Ai00 Server is an RWKV language model inference API server based on the web-rwkv inference engine. It is also an open-source software under the MIT license, developed by the Ai00-x development group led by @cryscan and @顾真牛, members of the RWKV open-source community.

Ai00 Server supports Vulkan as the inference backend, Vulkan parallel and concurrent batch inference, and can run on all GPUs that support Vulkan. In fact, Ai00 Server supports most NVIDIA, AMD, and Intel graphics cards (including integrated graphics).

While maintaining high compatibility, Ai00 Server does not require bulky pytorch, CUDA, or other runtime environments. It is compact, ready to use out of the box, and supports INT8/NF4 quantization, allowing it to run at high speed on most personal computers.

For specific usage of AI00, please refer to the Ai00 Usage Tutorial.

ChatRWKV

ChatRWKV is the official RWKV chatbot project but does not have a graphical interface.
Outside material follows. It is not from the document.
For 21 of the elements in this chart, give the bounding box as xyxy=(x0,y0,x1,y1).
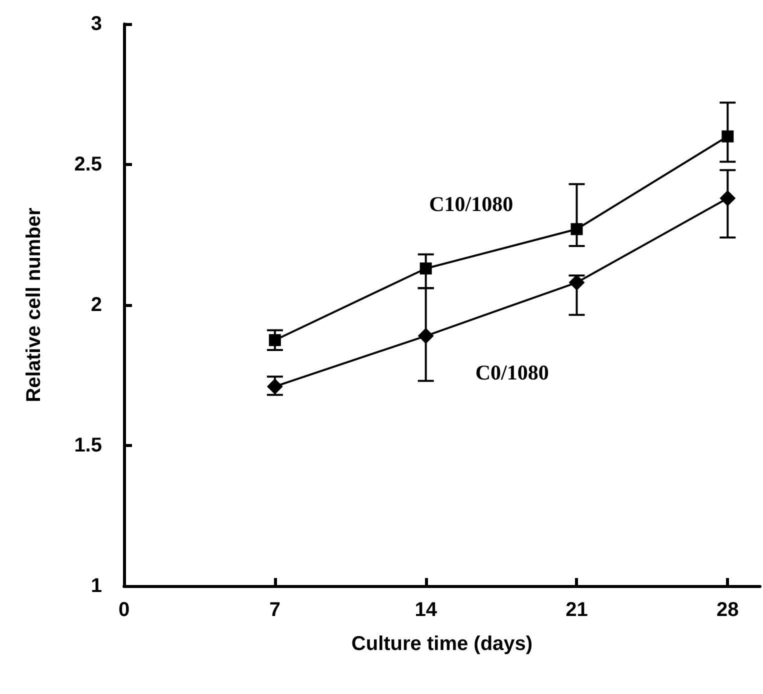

You may need some command-line knowledge to use ChatRWKV.

ChatRWKV GitHub Repository

VRAM Requirements for Local Deployment

It is recommended to deploy and infer the RWKV model locally using FP16 precision. When your VRAM and memory are insufficient, you can use INT8 or NF4 quantization methods to run the RWKV model, reducing VRAM and memory requirements.

Tips

In terms of response quality, models with the same parameters perform best with FP16, INT8 is comparable to FP16, and NF4 response quality is significantly lower than INT8.
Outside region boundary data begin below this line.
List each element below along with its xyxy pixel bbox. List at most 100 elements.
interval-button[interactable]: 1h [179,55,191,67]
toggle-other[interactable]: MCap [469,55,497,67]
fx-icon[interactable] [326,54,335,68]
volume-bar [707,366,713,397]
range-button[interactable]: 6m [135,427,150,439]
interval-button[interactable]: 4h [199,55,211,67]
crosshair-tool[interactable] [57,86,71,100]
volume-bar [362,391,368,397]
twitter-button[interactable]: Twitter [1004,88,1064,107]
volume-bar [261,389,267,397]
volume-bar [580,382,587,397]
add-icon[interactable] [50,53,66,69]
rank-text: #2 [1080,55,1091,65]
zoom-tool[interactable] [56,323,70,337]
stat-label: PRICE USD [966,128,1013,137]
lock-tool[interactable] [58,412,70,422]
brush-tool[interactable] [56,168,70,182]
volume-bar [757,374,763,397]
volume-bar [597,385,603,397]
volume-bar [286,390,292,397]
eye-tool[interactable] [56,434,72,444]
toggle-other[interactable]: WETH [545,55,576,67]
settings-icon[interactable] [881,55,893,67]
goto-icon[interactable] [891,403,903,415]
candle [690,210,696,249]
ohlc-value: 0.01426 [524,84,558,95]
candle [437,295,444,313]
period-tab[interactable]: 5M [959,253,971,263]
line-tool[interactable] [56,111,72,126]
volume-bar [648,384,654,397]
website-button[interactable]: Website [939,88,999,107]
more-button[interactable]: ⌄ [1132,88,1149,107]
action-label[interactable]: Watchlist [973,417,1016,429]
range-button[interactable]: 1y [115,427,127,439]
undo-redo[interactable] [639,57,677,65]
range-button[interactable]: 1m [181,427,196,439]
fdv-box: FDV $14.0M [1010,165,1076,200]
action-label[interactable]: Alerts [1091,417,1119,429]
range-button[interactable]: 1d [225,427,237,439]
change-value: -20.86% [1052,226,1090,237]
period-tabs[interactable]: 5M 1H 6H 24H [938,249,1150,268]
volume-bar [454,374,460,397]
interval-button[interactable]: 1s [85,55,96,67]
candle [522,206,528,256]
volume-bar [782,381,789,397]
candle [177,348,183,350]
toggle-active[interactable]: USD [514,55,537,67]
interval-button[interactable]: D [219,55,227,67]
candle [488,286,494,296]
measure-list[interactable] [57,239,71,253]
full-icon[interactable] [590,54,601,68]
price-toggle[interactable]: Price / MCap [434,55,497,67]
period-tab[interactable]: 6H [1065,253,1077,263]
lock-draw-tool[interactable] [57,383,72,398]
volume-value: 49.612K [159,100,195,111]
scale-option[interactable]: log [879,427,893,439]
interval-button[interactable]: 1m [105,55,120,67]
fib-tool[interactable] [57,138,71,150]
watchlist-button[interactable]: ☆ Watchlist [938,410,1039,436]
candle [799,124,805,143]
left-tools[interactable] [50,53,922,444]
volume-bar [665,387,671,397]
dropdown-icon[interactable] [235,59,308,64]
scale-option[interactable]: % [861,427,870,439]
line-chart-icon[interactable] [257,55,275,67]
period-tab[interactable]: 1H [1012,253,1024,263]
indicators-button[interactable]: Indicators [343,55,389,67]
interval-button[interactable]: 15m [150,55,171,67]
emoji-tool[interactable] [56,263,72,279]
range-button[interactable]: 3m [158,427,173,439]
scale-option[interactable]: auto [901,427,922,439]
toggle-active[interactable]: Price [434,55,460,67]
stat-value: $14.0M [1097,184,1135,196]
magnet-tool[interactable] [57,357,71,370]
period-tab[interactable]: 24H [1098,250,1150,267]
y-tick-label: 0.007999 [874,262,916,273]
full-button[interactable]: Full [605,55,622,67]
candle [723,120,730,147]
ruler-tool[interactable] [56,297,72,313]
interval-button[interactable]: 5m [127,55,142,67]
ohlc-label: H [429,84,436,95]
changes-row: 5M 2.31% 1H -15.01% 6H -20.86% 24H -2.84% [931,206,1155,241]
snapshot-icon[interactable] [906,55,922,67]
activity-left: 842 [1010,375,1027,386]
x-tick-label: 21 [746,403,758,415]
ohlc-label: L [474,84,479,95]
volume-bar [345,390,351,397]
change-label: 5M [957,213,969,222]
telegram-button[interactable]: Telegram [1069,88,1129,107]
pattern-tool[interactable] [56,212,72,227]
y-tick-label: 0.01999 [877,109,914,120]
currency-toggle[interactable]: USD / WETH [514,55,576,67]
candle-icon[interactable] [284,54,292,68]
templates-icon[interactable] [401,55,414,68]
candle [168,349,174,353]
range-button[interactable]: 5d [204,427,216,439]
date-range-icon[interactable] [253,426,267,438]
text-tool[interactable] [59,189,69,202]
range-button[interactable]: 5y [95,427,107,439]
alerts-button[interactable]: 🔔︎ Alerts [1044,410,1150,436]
Model parameters are more important than quantization. For example, a 7B model with INT8 quantization generates better results than a 3B model with FP16.
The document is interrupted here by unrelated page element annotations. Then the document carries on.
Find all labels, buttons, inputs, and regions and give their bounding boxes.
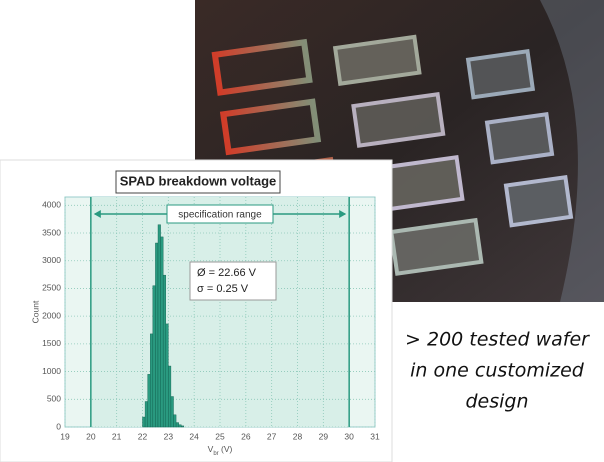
histogram-bar xyxy=(181,425,185,428)
y-tick-label: 3000 xyxy=(42,255,61,265)
histogram-bar xyxy=(165,323,169,428)
y-tick-label: 1000 xyxy=(42,366,61,376)
stats-text: Ø = 22.66 V xyxy=(197,267,257,279)
x-tick-label: 26 xyxy=(241,431,251,441)
y-tick-label: 500 xyxy=(47,394,61,404)
histogram-bar xyxy=(160,236,164,428)
y-tick-label: 2500 xyxy=(42,283,61,293)
spec-label: specification range xyxy=(178,210,262,221)
histogram-bar xyxy=(168,365,172,428)
x-tick-label: 19 xyxy=(60,431,70,441)
histogram-bar xyxy=(173,414,177,428)
x-tick-label: 30 xyxy=(344,431,354,441)
stats-box xyxy=(189,261,277,301)
x-tick-label: 24 xyxy=(189,431,199,441)
x-tick-label: 27 xyxy=(267,431,277,441)
caption-line: > 200 tested wafer xyxy=(405,329,590,351)
y-tick-label: 4000 xyxy=(42,200,61,210)
y-axis-label: Count xyxy=(30,300,40,323)
histogram-bar xyxy=(157,224,161,428)
x-tick-label: 21 xyxy=(112,431,122,441)
histogram-bar xyxy=(178,424,182,428)
histogram-bar xyxy=(152,285,156,428)
histogram-bar xyxy=(175,422,179,428)
x-tick-label: 25 xyxy=(215,431,225,441)
histogram-bar xyxy=(150,333,154,428)
y-tick-label: 1500 xyxy=(42,338,61,348)
x-tick-label: 29 xyxy=(319,431,329,441)
histogram-bar xyxy=(155,242,159,428)
x-tick-label: 23 xyxy=(164,431,174,441)
histogram-bar xyxy=(147,374,151,428)
histogram-bar xyxy=(144,401,148,428)
caption-line: in one customized xyxy=(410,360,585,382)
x-axis-label-part: br xyxy=(213,451,218,457)
x-axis-label-part: (V) xyxy=(219,444,233,454)
spec-label-box xyxy=(166,204,274,224)
title-box xyxy=(115,170,281,194)
x-axis-label-part: V xyxy=(208,444,214,454)
y-tick-label: 0 xyxy=(56,421,61,431)
x-tick-label: 31 xyxy=(370,431,380,441)
histogram-bar xyxy=(162,274,166,428)
stats-text: σ = 0.25 V xyxy=(197,283,249,295)
x-tick-label: 22 xyxy=(138,431,148,441)
x-tick-label: 28 xyxy=(293,431,303,441)
y-tick-label: 3500 xyxy=(42,227,61,237)
histogram-bar xyxy=(170,396,174,428)
y-tick-label: 2000 xyxy=(42,310,61,320)
histogram-bar xyxy=(142,416,146,428)
x-tick-label: 20 xyxy=(86,431,96,441)
x-axis-label: Vbr (V) xyxy=(208,444,233,456)
caption-line: design xyxy=(465,391,528,413)
chart-title: SPAD breakdown voltage xyxy=(120,173,277,188)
Below are the VRAM requirements and generation speed for locally deploying and running the RWKV model:

Tips

Test Environment:

CPU: i7-10870H
GPU: RTX 3080 Laptop, 16GB VRAM
Memory: 32GB

VRAM Requirements

Below are the VRAM/memory requirements for different inference backends and corresponding quantization methods (default quantization for all layers):

Inference Backend	1B6 Model	3B Model	7B Model	14B Model
CPU-FP32	6.6GB Memory	12GB Memory	21GB Memory	OOM (Not Recommended)
rwkv.cpp-FP16	3.5GB Memory	7.6GB Memory	15.7GB Memory	30GB (Memory)
rwkv.cpp-Q5_1	2GB Memory	3.7GB Memory	7.2GB Memory	12.4GB (Memory)
CUDA-FP16	3.2GB VRAM	6.2GB VRAM	14.3GB VRAM	About 28.5GB VRAM
CUDA-INT8	1.9GB VRAM	3.4GB VRAM	7.7GB VRAM	15GB VRAM
webgpu-FP16	3.2GB VRAM	6.5GB VRAM	14.4GB VRAM	About 29GB VRAM
webgpu-INT8	2GB VRAM	4.4GB VRAM	8.2GB VRAM	16GB VRAM (Quantized 41 layers, 60 layers about 14.8GB)
webgpu-NF4	1.3GB VRAM	2.6GB VRAM	5.2GB VRAM	15.1GB VRAM (Quantized 41 layers, 60 layers about 10.4GB)
webgpu(python)-FP16	3GB VRAM	6.3GB VRAM	14GB VRAM	About 28GB VRAM
webgpu(python)-INT8	1.9GB VRAM	4.2GB VRAM	7.7GB VRAM	15GB VRAM (Quantized 41 layers)
webgpu(python)-NF4	1.2GB VRAM	2.5GB VRAM	4.8GB VRAM	14.3GB VRAM (Quantized 41 layers)

Generation Speed

Generation speed (unit: TPS, approximately equal to the number of words per second) for different inference backends/quantization (default quantization for all layers).

Inference Backend	1B6 Model	3B Model	7B Model	14B Model
CPU-FP32	4.36	2.3	Very Slow	OOM (Not Recommended)
rwkv.cpp-FP16	8.6	4.5	2	1
rwkv.cpp-Q5_1	14	8	3.7	2.1
CUDA-FP16	25	18	15
CUDA-INT8	22	16	18	7.4
webgpu-FP16	45	38	21	OOM, Unable to Test
webgpu-INT8	60	44	30	18
webgpu-NF4	60	47	34	20
webgpu(python)-FP16	40	29	17	OOM, Unable to Test
webgpu(python)-INT8	45	35	23	15
webgpu(python)-NF4	43	32	21	18

Info

CUDA, CPU from RWKV pip Package
rwkv.cpp from rwkv.cpp Project
webgpu from web-rwkv Project, a Rust Inference Framework Based on webgpu
webgpu(python) from web-rwkv-py, Python binding for the web-rwkv Project

The above parameters are only introductory performance references for RWKV inference. As the number of quantization layers and other configuration items change, and the architecture of the graphics card varies, the performance of the model may change.